Tuesday, June 2, 2009

BIRCH WATER AND OTHER DELIGHTS

I left Oberlin at 3:45 pm Sunday and arrived in northern Minnesota at 5:15 pm Monday. Turbo trip! My speedometer works approximately twice a month, and on neither day of this drive. The needle just hangs out at 20mph, going or stopping. So I had no idea how fast I was going, I would get myself into a comfortable car sandwich and go with the flow, figuring that if we were speeding outrageously the highway patrol would target the leader or the end of the line. Worked!

Emmett was an agreeable companion but no help driving.

On day one I blazed through Indiana and Illinois without pause. On day two I did the final 400 miles in a single shot, not even stopping for gas or restroom or Twizzlers. I just wanted it to be over. The right side of my body was numb by the time I arrived. Fortunately my dear and loquacious friend Melissa called around the time I was passing through Staples and we talked through the last hour-plus, 'til the phone grew hot and I had switched arms several times. This, I fear, is the point at which one's brain is being microwaved, but it made the time fly by.

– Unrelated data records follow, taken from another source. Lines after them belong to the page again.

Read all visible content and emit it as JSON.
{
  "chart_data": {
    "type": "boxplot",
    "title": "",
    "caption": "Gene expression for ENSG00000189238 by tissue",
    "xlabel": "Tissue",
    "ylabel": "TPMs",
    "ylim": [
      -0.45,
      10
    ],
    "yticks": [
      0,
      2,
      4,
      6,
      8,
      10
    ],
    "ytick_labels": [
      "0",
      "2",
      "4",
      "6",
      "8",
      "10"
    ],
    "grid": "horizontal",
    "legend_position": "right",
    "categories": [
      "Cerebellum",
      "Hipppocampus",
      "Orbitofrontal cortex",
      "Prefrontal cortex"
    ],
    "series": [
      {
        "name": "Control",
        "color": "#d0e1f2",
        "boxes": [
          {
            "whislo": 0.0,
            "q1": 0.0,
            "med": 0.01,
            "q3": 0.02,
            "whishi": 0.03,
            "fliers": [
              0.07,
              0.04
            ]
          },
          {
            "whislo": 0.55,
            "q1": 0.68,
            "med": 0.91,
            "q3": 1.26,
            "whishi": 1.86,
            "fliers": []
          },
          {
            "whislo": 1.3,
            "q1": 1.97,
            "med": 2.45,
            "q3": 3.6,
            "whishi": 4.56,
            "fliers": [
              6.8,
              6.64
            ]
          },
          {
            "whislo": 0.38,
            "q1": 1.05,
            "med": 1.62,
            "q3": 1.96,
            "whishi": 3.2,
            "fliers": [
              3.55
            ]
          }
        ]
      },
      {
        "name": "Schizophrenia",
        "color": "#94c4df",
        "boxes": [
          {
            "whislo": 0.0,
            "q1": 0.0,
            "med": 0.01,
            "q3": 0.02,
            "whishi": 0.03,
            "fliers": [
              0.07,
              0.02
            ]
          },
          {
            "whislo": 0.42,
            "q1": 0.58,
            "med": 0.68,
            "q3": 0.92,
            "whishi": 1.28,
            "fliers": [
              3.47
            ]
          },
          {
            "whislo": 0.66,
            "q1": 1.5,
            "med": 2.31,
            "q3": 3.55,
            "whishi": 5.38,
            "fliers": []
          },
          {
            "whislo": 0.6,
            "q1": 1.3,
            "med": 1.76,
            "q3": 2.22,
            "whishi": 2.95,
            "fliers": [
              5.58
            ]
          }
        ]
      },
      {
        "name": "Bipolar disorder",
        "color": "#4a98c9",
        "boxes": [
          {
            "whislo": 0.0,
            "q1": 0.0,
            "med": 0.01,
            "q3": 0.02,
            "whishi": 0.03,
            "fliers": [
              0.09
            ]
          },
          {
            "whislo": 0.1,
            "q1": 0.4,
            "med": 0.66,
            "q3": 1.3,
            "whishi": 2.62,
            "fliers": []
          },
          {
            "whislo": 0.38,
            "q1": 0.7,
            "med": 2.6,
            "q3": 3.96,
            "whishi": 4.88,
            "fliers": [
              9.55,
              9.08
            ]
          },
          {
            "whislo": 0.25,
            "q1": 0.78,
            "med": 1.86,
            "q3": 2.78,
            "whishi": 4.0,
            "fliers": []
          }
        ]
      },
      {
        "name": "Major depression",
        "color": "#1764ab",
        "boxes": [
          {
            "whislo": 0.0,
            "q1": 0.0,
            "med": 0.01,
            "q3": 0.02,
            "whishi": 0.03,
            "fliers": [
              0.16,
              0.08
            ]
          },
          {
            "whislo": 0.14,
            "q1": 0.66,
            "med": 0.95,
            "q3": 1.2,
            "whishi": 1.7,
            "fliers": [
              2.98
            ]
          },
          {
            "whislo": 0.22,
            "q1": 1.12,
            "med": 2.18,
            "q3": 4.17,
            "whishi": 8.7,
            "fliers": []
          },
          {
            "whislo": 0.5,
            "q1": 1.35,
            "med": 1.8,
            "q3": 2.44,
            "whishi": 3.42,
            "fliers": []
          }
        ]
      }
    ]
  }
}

Things I saw and heard on my drive, in order of appearance:
• a trio of glossy chocolate-colored mules, grazing
• a sign for FANGBONER ROAD
• an abandoned farmhouse collapsing backwards, overgrown with ivy
• speed metal on the radio while driving through rural Wisconsin at night, including a song called "Corey Feldman Holocaust"
• heat lightning over the field in Madison where my friends and I were running around with Emmett at midnight
• at least a dozen dead deer (which bear a disturbing coloring resemblance to Emmett), one of which had a neon-orange X spraypainted across its bloated and stiff torso in the dark
• two small crosses perched on a hillside next to 94, each decked with flower garlands and topped with a blaze-orange hunting cap
• a billboard for a place called Crystal Cave whose website is acoolcave.com
• an Adopt-A-Highway section sponsored by Minnesota Atheists
• girls walking through Menahga in shorts and flip-flops, it felt like true summer

Home at last, I went to Amy and Aaron's for dinner out in the woods. Amy had made homemade butter with local cream, which she sprinkled with pink Hawaiian sea salt. Delicious!

The leftover buttermilk she turned into a delicious cool cucumber gazpacho, which also featured pureed almonds and some kind of oil (walnut? olive?) and, best of all, juicy halved green grapes swimming near the bottom like little sweet treasures. This, along with tender mellow radishes from the garden and ciabatta and cheese and wine, is just the pre-dinner snack. Then we had a Spanish vegetarian feast, replete with shitaake mushrooms and sweet scallions grilled over the fire and homemade mayo and garden greens and chickpea stew and things whose names I cannot remember! And ice cream with cloudberries for dessert.

Then after dinner Amy pulled out the birch water. When the sap was running in May, she and Aaron tapped some birch trees and collected gallons of the gushing water. They boiled down some of it to make birch syrup (it takes 70 gallons of birch water to make a gallon of syrup, compared with 40 of maple), but they kept a lot of the birch water just to drink .

The taste is so delicate and subtle I can hardly even describe it; all I can say is that birch water is the purest, cleanest, most delicious water I have ever drunk in my life. It tastes clear and alive. Amy declared that she wanted to drink it until she replaced every ounce of water in her body with it. Sign me up!

P.S. You should see the crazy car cake she and Aaron made for their son's second birthday. And also, the cooking classes she is going to offer out in their deep-woods paradise.

3 comments:

Unknown said...

I googled the key words ( Birch Water )and found your blog :)
I am trying to replicate a recipe from 1717 using Birch water as the base ingredient! Wondering if you might help me source for this experiment? Thanks in advance for your time.

Kind Regards,

Carl
werksind@gmail.com

Anonymous said...

Hey Carl, not sure where in the world you are located but here in Atlanta there are a couple of very well stocked Farmer's Markets that carry imported birch water from Eastern Block/Russia. You might could check into markets that feature Russian products should you live nearby a large metro area.
Good luck,
Scrub

Anonymous said...

i just tasted birch water this year! my father in law tapped some trees too! it is really refreshing!